Emerging evidence from 2025–2026 studies suggests that hearing loss in diabetes may serve as an early marker of systemic microvascular disease [21,29]. This highlights the importance of integrating auditory screening into routine diabetic care.
The predominance of mild to moderate hearing loss observed in this study suggests that cochlear damage occurs gradually and may remain asymptomatic in early stages. This underscores the importance of routine audiometric evaluation, as early detection can facilitate timely intervention and prevent progression.
Overall, the findings of the present study are consistent with global research and reinforce the need for increased awareness regarding auditory complications in diabetes. A multidisciplinary approach involving endocrinologists, otolaryngologists, and audiologists is essential for comprehensive management.
CONCLUSION
Sensorineural hearing loss is a significant yet frequently overlooked complication of Type 2 Diabetes Mellitus. The present study demonstrates that its occurrence is strongly associated with longer duration of disease, poor glycemic control, and associated comorbidities such as hypertension, neuropathy, and dyslipidemia.

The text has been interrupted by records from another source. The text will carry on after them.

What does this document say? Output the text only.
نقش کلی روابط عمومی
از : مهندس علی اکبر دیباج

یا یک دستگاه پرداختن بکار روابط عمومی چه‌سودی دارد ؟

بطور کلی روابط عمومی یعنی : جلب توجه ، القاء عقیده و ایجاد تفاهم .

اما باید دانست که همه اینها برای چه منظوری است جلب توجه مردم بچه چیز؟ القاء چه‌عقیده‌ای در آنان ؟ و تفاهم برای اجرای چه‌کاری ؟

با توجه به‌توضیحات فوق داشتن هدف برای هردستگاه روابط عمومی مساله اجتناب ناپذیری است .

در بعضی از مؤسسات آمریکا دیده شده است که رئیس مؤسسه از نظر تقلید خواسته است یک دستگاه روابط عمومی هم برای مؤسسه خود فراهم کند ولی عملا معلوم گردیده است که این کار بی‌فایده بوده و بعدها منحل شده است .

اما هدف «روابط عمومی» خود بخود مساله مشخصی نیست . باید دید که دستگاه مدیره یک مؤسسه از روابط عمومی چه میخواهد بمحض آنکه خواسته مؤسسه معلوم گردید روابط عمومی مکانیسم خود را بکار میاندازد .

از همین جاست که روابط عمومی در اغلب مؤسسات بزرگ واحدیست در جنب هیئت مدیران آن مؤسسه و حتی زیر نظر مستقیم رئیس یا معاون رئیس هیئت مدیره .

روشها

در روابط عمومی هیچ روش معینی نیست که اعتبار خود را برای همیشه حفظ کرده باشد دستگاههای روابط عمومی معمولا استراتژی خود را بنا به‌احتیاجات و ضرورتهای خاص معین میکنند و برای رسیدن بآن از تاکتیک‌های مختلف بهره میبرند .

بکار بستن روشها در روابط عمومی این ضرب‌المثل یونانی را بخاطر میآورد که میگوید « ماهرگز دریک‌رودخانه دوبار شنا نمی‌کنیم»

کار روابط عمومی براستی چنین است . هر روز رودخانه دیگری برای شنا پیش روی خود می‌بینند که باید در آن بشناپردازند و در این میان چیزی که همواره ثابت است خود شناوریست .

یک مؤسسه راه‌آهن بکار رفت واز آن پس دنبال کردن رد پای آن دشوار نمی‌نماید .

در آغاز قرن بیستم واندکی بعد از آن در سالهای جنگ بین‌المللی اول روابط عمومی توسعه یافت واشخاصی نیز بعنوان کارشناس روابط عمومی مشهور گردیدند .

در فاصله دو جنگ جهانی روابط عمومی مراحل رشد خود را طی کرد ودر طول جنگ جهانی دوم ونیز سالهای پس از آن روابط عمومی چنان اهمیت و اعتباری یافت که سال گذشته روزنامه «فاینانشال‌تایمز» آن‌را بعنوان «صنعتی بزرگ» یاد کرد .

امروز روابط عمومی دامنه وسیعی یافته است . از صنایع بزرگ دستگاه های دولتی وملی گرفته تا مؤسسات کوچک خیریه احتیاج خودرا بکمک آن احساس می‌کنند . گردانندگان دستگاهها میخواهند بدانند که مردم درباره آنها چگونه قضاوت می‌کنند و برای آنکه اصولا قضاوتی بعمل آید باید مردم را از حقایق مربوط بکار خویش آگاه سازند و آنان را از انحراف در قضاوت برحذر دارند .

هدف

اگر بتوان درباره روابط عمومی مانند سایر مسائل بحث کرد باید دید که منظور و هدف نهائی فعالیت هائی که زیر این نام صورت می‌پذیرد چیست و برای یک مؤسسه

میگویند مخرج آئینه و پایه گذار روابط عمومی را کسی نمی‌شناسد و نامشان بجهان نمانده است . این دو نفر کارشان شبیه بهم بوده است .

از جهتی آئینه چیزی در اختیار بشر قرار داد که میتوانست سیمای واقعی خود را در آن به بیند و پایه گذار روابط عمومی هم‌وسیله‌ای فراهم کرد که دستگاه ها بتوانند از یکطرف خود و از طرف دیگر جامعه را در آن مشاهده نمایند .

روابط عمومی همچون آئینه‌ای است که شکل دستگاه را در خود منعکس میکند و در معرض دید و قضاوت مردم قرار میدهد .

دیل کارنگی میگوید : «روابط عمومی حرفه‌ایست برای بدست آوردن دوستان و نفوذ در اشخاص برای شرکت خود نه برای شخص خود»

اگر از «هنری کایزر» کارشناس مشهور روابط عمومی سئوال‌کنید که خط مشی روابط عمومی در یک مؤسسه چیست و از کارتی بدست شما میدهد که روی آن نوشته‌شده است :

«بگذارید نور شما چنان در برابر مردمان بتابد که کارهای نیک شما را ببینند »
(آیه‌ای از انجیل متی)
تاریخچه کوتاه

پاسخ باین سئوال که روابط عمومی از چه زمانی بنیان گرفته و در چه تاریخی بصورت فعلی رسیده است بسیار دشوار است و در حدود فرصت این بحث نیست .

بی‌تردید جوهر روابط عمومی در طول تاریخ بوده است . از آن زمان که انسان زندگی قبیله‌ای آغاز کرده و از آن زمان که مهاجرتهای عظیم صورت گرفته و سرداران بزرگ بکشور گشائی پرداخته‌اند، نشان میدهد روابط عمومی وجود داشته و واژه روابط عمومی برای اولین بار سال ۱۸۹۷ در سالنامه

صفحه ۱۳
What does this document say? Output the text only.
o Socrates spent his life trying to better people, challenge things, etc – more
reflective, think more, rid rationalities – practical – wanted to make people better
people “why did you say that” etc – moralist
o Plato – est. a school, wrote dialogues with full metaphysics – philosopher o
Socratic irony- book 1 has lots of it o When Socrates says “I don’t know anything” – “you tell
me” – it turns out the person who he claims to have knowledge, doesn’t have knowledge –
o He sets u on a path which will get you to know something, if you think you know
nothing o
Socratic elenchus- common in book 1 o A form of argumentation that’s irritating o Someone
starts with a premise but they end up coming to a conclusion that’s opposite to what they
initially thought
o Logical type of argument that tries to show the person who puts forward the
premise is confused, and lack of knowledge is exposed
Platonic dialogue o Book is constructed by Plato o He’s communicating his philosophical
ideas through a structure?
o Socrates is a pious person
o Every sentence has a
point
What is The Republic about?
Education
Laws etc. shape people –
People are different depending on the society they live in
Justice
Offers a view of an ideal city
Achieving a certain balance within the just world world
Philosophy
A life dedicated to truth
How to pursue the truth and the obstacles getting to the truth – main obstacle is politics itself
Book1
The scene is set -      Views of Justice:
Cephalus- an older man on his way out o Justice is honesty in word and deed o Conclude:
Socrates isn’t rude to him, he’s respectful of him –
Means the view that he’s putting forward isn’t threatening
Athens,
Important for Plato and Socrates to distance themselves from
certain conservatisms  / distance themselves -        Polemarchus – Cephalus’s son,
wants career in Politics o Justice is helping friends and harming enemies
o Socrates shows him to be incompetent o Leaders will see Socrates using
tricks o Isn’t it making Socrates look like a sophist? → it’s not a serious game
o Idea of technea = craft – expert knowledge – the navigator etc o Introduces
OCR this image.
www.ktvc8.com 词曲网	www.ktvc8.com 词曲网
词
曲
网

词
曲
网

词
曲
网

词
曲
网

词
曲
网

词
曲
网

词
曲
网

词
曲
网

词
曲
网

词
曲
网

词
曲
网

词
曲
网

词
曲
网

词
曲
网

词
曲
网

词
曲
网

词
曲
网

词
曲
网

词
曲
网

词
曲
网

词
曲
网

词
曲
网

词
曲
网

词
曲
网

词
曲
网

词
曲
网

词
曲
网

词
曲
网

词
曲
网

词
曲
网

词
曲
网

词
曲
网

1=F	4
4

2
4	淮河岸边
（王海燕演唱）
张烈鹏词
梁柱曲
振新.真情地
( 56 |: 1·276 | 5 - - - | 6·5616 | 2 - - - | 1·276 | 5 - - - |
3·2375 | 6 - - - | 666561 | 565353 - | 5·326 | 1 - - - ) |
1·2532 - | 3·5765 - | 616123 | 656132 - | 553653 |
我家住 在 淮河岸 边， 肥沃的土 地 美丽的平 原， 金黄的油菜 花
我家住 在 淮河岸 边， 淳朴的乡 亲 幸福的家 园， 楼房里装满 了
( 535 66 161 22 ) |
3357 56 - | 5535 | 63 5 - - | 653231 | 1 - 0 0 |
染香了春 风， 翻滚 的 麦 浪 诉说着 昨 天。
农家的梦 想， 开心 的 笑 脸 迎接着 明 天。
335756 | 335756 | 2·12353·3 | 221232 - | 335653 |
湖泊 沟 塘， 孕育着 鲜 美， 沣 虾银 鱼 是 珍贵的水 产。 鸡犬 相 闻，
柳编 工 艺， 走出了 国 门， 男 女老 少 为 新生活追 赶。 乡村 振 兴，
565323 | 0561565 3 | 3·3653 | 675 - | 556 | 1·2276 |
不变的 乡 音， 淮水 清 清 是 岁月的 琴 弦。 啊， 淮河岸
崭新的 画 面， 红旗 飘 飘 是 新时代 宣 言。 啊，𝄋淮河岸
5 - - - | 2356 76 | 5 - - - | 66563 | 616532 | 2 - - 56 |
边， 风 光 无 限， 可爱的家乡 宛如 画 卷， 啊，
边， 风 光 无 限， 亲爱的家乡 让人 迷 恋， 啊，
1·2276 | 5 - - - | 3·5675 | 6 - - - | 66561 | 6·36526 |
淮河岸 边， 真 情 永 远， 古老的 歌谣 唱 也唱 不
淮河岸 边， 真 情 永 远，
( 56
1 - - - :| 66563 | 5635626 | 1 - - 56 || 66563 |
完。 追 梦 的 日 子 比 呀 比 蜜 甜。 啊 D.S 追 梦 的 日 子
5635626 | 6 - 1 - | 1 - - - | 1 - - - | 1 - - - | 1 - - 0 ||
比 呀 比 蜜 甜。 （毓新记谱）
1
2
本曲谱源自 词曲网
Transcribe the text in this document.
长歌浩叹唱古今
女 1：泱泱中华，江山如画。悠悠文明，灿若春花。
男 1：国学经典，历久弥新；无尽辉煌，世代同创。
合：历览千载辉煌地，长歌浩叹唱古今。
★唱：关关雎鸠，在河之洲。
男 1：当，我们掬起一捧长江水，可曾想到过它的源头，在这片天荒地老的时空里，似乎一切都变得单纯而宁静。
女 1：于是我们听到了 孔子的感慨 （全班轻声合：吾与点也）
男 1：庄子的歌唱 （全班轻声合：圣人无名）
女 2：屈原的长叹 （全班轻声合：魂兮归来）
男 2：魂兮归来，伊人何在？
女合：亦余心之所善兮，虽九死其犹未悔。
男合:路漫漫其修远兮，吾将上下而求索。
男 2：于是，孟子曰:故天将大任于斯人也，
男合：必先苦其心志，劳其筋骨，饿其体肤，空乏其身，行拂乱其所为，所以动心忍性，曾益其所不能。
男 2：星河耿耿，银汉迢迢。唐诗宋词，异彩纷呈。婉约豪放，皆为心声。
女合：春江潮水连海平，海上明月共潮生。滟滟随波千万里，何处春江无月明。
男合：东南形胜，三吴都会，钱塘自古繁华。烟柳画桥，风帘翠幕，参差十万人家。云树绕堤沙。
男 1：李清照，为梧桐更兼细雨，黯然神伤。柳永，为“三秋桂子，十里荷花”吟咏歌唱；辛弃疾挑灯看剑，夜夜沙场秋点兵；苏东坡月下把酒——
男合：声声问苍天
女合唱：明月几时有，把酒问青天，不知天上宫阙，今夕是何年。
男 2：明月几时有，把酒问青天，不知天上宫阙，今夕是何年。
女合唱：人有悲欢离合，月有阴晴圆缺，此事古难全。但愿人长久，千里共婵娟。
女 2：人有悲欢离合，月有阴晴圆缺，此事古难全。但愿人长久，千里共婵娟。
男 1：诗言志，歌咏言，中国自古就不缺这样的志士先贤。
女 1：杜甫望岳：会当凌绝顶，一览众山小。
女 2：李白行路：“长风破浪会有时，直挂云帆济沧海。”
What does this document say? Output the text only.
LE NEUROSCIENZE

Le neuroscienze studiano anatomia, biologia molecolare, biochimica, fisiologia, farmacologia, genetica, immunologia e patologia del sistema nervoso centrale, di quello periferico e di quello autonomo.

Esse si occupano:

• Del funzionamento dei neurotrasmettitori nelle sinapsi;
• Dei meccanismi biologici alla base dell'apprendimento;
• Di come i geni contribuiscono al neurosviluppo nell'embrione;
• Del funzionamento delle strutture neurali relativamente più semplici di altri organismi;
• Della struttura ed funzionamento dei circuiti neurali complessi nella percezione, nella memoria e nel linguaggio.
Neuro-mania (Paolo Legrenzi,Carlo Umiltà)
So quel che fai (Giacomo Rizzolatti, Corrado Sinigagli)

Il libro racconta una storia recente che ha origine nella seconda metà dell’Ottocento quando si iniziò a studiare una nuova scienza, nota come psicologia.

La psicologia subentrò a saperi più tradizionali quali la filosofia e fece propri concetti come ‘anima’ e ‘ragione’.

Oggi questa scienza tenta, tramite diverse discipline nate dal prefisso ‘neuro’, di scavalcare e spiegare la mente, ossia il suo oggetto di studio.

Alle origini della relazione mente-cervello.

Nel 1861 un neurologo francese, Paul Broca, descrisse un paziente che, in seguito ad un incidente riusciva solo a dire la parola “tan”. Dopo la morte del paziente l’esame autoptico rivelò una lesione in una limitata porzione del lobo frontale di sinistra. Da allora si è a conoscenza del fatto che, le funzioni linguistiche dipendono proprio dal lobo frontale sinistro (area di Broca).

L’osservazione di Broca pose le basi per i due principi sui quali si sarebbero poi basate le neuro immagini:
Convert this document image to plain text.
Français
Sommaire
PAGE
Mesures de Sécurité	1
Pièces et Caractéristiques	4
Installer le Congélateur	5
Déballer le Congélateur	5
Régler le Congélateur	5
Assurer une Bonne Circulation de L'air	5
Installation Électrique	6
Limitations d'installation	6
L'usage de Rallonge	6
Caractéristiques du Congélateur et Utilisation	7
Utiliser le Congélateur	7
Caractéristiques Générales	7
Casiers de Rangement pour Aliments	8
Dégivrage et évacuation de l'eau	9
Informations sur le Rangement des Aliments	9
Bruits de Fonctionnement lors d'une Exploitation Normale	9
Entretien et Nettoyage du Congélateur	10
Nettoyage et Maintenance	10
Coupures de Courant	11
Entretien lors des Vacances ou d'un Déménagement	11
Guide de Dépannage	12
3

Routine audiological screening should be incorporated into standard diabetic care protocols to enable early detection and timely intervention. Improved glycemic control and management of associated risk factors may help in reducing the progression of hearing impairment and improving overall quality of life in diabetic patients.
LIMITATIONS
Declarations:
Conflicts of interest: There is no any conflict of interest associated with this study
Consent to participate: We have consent to participate.
Consent for publication: We have consent for the publication of this paper.
Authors' contributions: All the authors equally contributed the work.